Her career in the Navy saw her become the first woman to command a U.S. ship and the first African American woman to achieve the rank of admiral. The now-retired Admiral Howard will visit Spokane to give the keynote speech at the annual YWCA Women of Achievement luncheon on March 24.
When Howard was 12, she saw a documentary on the service academies and began thinking about attending one. When she was older, she researched the various academies and settled on the U.S. Naval Academy. “I made the Navy my first choice and I got in,” she said.
When she first enrolled the Annapolis academy, women could only serve on hospital ships. That changed while she was in the academy, so Howard found herself among the first group of women who could serve on other ships. But because she was among the first, there were no female command staff to mentor her.
At first she wasn’t sure if she would make the Navy her career. “I really enjoyed the work and working with the sailors,” she said. “It was the pull of the work that kept me in.”
When she got her first command, she decided she liked it and wanted to continue leading. During her career she would rise to be a four-star admiral, serving as the vice chief of naval operations, the second highest rank in the Navy. Her final post was as Commander, U.S. Naval Forces Europe and U.S. Naval Forces Africa.

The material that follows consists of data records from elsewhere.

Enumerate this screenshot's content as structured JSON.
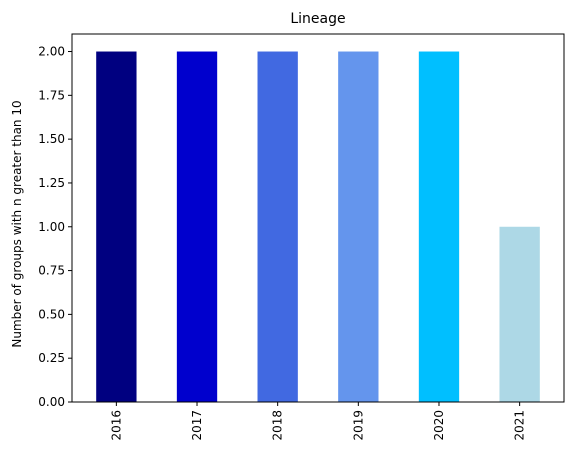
{
  "chart_data": {
    "type": "bar",
    "title": "Lineage",
    "xlabel": "",
    "ylabel": "Number of groups with n greater than 10",
    "categories": [
      "2016",
      "2017",
      "2018",
      "2019",
      "2020",
      "2021"
    ],
    "values": [
      2,
      2,
      2,
      2,
      2,
      1
    ],
    "colors": [
      "#000080",
      "#0000cd",
      "#4169e1",
      "#6495ed",
      "#00bfff",
      "#add8e6"
    ],
    "ylim": [
      0,
      2.1
    ],
    "yticks": [
      0.0,
      0.25,
      0.5,
      0.75,
      1.0,
      1.25,
      1.5,
      1.75,
      2.0
    ],
    "ytick_labels": [
      "0.00",
      "0.25",
      "0.50",
      "0.75",
      "1.00",
      "1.25",
      "1.50",
      "1.75",
      "2.00"
    ],
    "grid": false,
    "legend": "none"
  }
}
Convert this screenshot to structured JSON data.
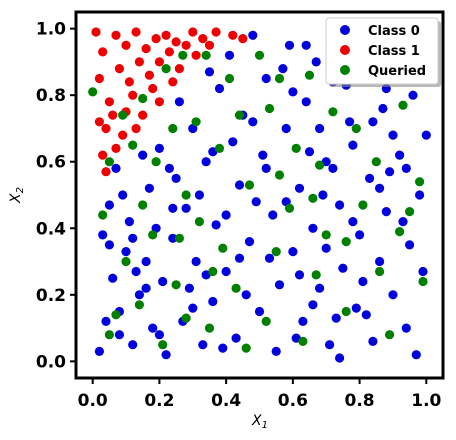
{
  "chart_data": {
    "type": "scatter",
    "title": "",
    "xlabel": "X",
    "xlabel_sub": "1",
    "ylabel": "X",
    "ylabel_sub": "2",
    "xlim": [
      -0.05,
      1.05
    ],
    "ylim": [
      -0.05,
      1.05
    ],
    "xticks": [
      0.0,
      0.2,
      0.4,
      0.6,
      0.8,
      1.0
    ],
    "yticks": [
      0.0,
      0.2,
      0.4,
      0.6,
      0.8,
      1.0
    ],
    "xtick_labels": [
      "0.0",
      "0.2",
      "0.4",
      "0.6",
      "0.8",
      "1.0"
    ],
    "ytick_labels": [
      "0.0",
      "0.2",
      "0.4",
      "0.6",
      "0.8",
      "1.0"
    ],
    "grid": false,
    "legend_position": "top-right",
    "series": [
      {
        "name": "Class 0",
        "color": "#0000dd",
        "points": [
          [
            0.02,
            0.03
          ],
          [
            0.04,
            0.12
          ],
          [
            0.06,
            0.25
          ],
          [
            0.03,
            0.38
          ],
          [
            0.05,
            0.47
          ],
          [
            0.08,
            0.15
          ],
          [
            0.1,
            0.33
          ],
          [
            0.07,
            0.58
          ],
          [
            0.12,
            0.05
          ],
          [
            0.14,
            0.2
          ],
          [
            0.11,
            0.42
          ],
          [
            0.16,
            0.3
          ],
          [
            0.18,
            0.1
          ],
          [
            0.17,
            0.52
          ],
          [
            0.2,
            0.64
          ],
          [
            0.22,
            0.02
          ],
          [
            0.21,
            0.24
          ],
          [
            0.24,
            0.37
          ],
          [
            0.25,
            0.55
          ],
          [
            0.27,
            0.12
          ],
          [
            0.28,
            0.46
          ],
          [
            0.3,
            0.7
          ],
          [
            0.31,
            0.3
          ],
          [
            0.33,
            0.05
          ],
          [
            0.34,
            0.6
          ],
          [
            0.36,
            0.18
          ],
          [
            0.37,
            0.41
          ],
          [
            0.38,
            0.82
          ],
          [
            0.4,
            0.27
          ],
          [
            0.41,
            0.92
          ],
          [
            0.43,
            0.07
          ],
          [
            0.44,
            0.53
          ],
          [
            0.45,
            0.74
          ],
          [
            0.47,
            0.36
          ],
          [
            0.48,
            0.98
          ],
          [
            0.5,
            0.15
          ],
          [
            0.51,
            0.62
          ],
          [
            0.52,
            0.85
          ],
          [
            0.54,
            0.44
          ],
          [
            0.55,
            0.03
          ],
          [
            0.56,
            0.23
          ],
          [
            0.58,
            0.7
          ],
          [
            0.59,
            0.95
          ],
          [
            0.6,
            0.33
          ],
          [
            0.62,
            0.52
          ],
          [
            0.63,
            0.12
          ],
          [
            0.64,
            0.78
          ],
          [
            0.66,
            0.4
          ],
          [
            0.67,
            0.9
          ],
          [
            0.68,
            0.22
          ],
          [
            0.7,
            0.6
          ],
          [
            0.71,
            0.05
          ],
          [
            0.72,
            0.84
          ],
          [
            0.74,
            0.47
          ],
          [
            0.75,
            0.28
          ],
          [
            0.76,
            0.97
          ],
          [
            0.78,
            0.65
          ],
          [
            0.79,
            0.16
          ],
          [
            0.8,
            0.38
          ],
          [
            0.82,
            0.88
          ],
          [
            0.83,
            0.55
          ],
          [
            0.84,
            0.06
          ],
          [
            0.86,
            0.3
          ],
          [
            0.87,
            0.76
          ],
          [
            0.88,
            0.45
          ],
          [
            0.9,
            0.2
          ],
          [
            0.91,
            0.93
          ],
          [
            0.92,
            0.62
          ],
          [
            0.94,
            0.1
          ],
          [
            0.95,
            0.35
          ],
          [
            0.96,
            0.8
          ],
          [
            0.98,
            0.5
          ],
          [
            0.99,
            0.27
          ],
          [
            1.0,
            0.68
          ],
          [
            0.97,
            0.02
          ],
          [
            0.93,
            0.42
          ],
          [
            0.89,
            0.57
          ],
          [
            0.85,
            0.98
          ],
          [
            0.81,
            0.24
          ],
          [
            0.77,
            0.72
          ],
          [
            0.73,
            0.13
          ],
          [
            0.69,
            0.5
          ],
          [
            0.65,
            0.63
          ],
          [
            0.61,
            0.07
          ],
          [
            0.57,
            0.88
          ],
          [
            0.53,
            0.31
          ],
          [
            0.49,
            0.48
          ],
          [
            0.46,
            0.2
          ],
          [
            0.42,
            0.66
          ],
          [
            0.39,
            0.04
          ],
          [
            0.35,
            0.87
          ],
          [
            0.32,
            0.5
          ],
          [
            0.29,
            0.22
          ],
          [
            0.26,
            0.78
          ],
          [
            0.23,
            0.58
          ],
          [
            0.19,
            0.4
          ],
          [
            0.15,
            0.62
          ],
          [
            0.13,
            0.27
          ],
          [
            0.09,
            0.5
          ],
          [
            0.05,
            0.35
          ],
          [
            0.58,
            0.48
          ],
          [
            0.62,
            0.26
          ],
          [
            0.66,
            0.17
          ],
          [
            0.7,
            0.34
          ],
          [
            0.74,
            0.01
          ],
          [
            0.78,
            0.42
          ],
          [
            0.82,
            0.14
          ],
          [
            0.86,
            0.52
          ],
          [
            0.9,
            0.68
          ],
          [
            0.94,
            0.58
          ],
          [
            0.44,
            0.31
          ],
          [
            0.48,
            0.72
          ],
          [
            0.52,
            0.58
          ],
          [
            0.36,
            0.63
          ],
          [
            0.4,
            0.44
          ],
          [
            0.3,
            0.16
          ],
          [
            0.34,
            0.26
          ],
          [
            0.2,
            0.08
          ],
          [
            0.24,
            0.46
          ],
          [
            0.16,
            0.22
          ],
          [
            0.12,
            0.37
          ],
          [
            0.08,
            0.08
          ],
          [
            0.6,
            0.81
          ],
          [
            0.64,
            0.95
          ],
          [
            0.68,
            0.7
          ],
          [
            0.72,
            0.58
          ],
          [
            0.76,
            0.83
          ],
          [
            0.8,
            0.94
          ],
          [
            0.84,
            0.72
          ],
          [
            0.88,
            0.82
          ]
        ]
      },
      {
        "name": "Class 1",
        "color": "#ee0000",
        "points": [
          [
            0.01,
            0.99
          ],
          [
            0.03,
            0.93
          ],
          [
            0.02,
            0.85
          ],
          [
            0.05,
            0.78
          ],
          [
            0.04,
            0.7
          ],
          [
            0.03,
            0.62
          ],
          [
            0.07,
            0.98
          ],
          [
            0.08,
            0.88
          ],
          [
            0.06,
            0.74
          ],
          [
            0.1,
            0.95
          ],
          [
            0.11,
            0.84
          ],
          [
            0.09,
            0.68
          ],
          [
            0.13,
            0.99
          ],
          [
            0.14,
            0.9
          ],
          [
            0.12,
            0.8
          ],
          [
            0.16,
            0.94
          ],
          [
            0.17,
            0.86
          ],
          [
            0.15,
            0.74
          ],
          [
            0.19,
            0.97
          ],
          [
            0.2,
            0.9
          ],
          [
            0.18,
            0.82
          ],
          [
            0.22,
            0.98
          ],
          [
            0.23,
            0.93
          ],
          [
            0.25,
            0.96
          ],
          [
            0.26,
            0.88
          ],
          [
            0.28,
            0.95
          ],
          [
            0.3,
            0.99
          ],
          [
            0.31,
            0.92
          ],
          [
            0.33,
            0.97
          ],
          [
            0.35,
            0.95
          ],
          [
            0.37,
            0.99
          ],
          [
            0.42,
            0.98
          ],
          [
            0.45,
            0.97
          ],
          [
            0.24,
            0.84
          ],
          [
            0.2,
            0.78
          ],
          [
            0.1,
            0.75
          ],
          [
            0.07,
            0.64
          ],
          [
            0.04,
            0.57
          ],
          [
            0.02,
            0.72
          ],
          [
            0.13,
            0.7
          ]
        ]
      },
      {
        "name": "Queried",
        "color": "#008000",
        "points": [
          [
            0.0,
            0.81
          ],
          [
            0.05,
            0.6
          ],
          [
            0.09,
            0.74
          ],
          [
            0.12,
            0.65
          ],
          [
            0.15,
            0.79
          ],
          [
            0.19,
            0.6
          ],
          [
            0.22,
            0.88
          ],
          [
            0.24,
            0.7
          ],
          [
            0.27,
            0.92
          ],
          [
            0.28,
            0.5
          ],
          [
            0.31,
            0.72
          ],
          [
            0.34,
            0.92
          ],
          [
            0.38,
            0.64
          ],
          [
            0.41,
            0.85
          ],
          [
            0.44,
            0.74
          ],
          [
            0.5,
            0.92
          ],
          [
            0.53,
            0.76
          ],
          [
            0.56,
            0.85
          ],
          [
            0.61,
            0.64
          ],
          [
            0.65,
            0.86
          ],
          [
            0.68,
            0.59
          ],
          [
            0.72,
            0.75
          ],
          [
            0.79,
            0.7
          ],
          [
            0.85,
            0.6
          ],
          [
            0.93,
            0.77
          ],
          [
            0.98,
            0.54
          ],
          [
            0.92,
            0.39
          ],
          [
            0.86,
            0.27
          ],
          [
            0.81,
            0.47
          ],
          [
            0.76,
            0.15
          ],
          [
            0.7,
            0.38
          ],
          [
            0.67,
            0.26
          ],
          [
            0.63,
            0.06
          ],
          [
            0.59,
            0.46
          ],
          [
            0.55,
            0.33
          ],
          [
            0.52,
            0.12
          ],
          [
            0.47,
            0.53
          ],
          [
            0.43,
            0.22
          ],
          [
            0.39,
            0.34
          ],
          [
            0.35,
            0.1
          ],
          [
            0.32,
            0.42
          ],
          [
            0.28,
            0.13
          ],
          [
            0.25,
            0.23
          ],
          [
            0.21,
            0.05
          ],
          [
            0.18,
            0.38
          ],
          [
            0.14,
            0.17
          ],
          [
            0.1,
            0.3
          ],
          [
            0.07,
            0.14
          ],
          [
            0.03,
            0.44
          ],
          [
            0.05,
            0.08
          ],
          [
            0.15,
            0.47
          ],
          [
            0.26,
            0.37
          ],
          [
            0.36,
            0.27
          ],
          [
            0.46,
            0.04
          ],
          [
            0.56,
            0.56
          ],
          [
            0.66,
            0.49
          ],
          [
            0.76,
            0.36
          ],
          [
            0.89,
            0.08
          ],
          [
            0.95,
            0.45
          ],
          [
            0.99,
            0.24
          ]
        ]
      }
    ]
  }
}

Along the way she did North Atlantic Treaty Organization (NATO) peacekeeping tours and served in Desert Storm and Iraqi Freedom campaigns. She was thrust in the spotlight in 2009 when she led the counter-piracy task force that rescued civilian Capt. Richard Phillips from Somali pirates, an incident that would be showcased in the Tom Hanks movie “Captain Phillips.”
Howard said one of her proudest moments was assisting with tsunami relief efforts in Indonesia. “The people were so grateful,” she said. “That was an unbelievable mission.”
She retired in 2017 after 35 years in the Navy. She was a visiting professor at the Elliott School of International Affairs at George Washington University until 2020. She now serves on the board of directors for IBM.
Any woman interested in joining the military should do research to determine which branch will be the correct fit, Howard said.
“Take the time to explore the differences,” she said.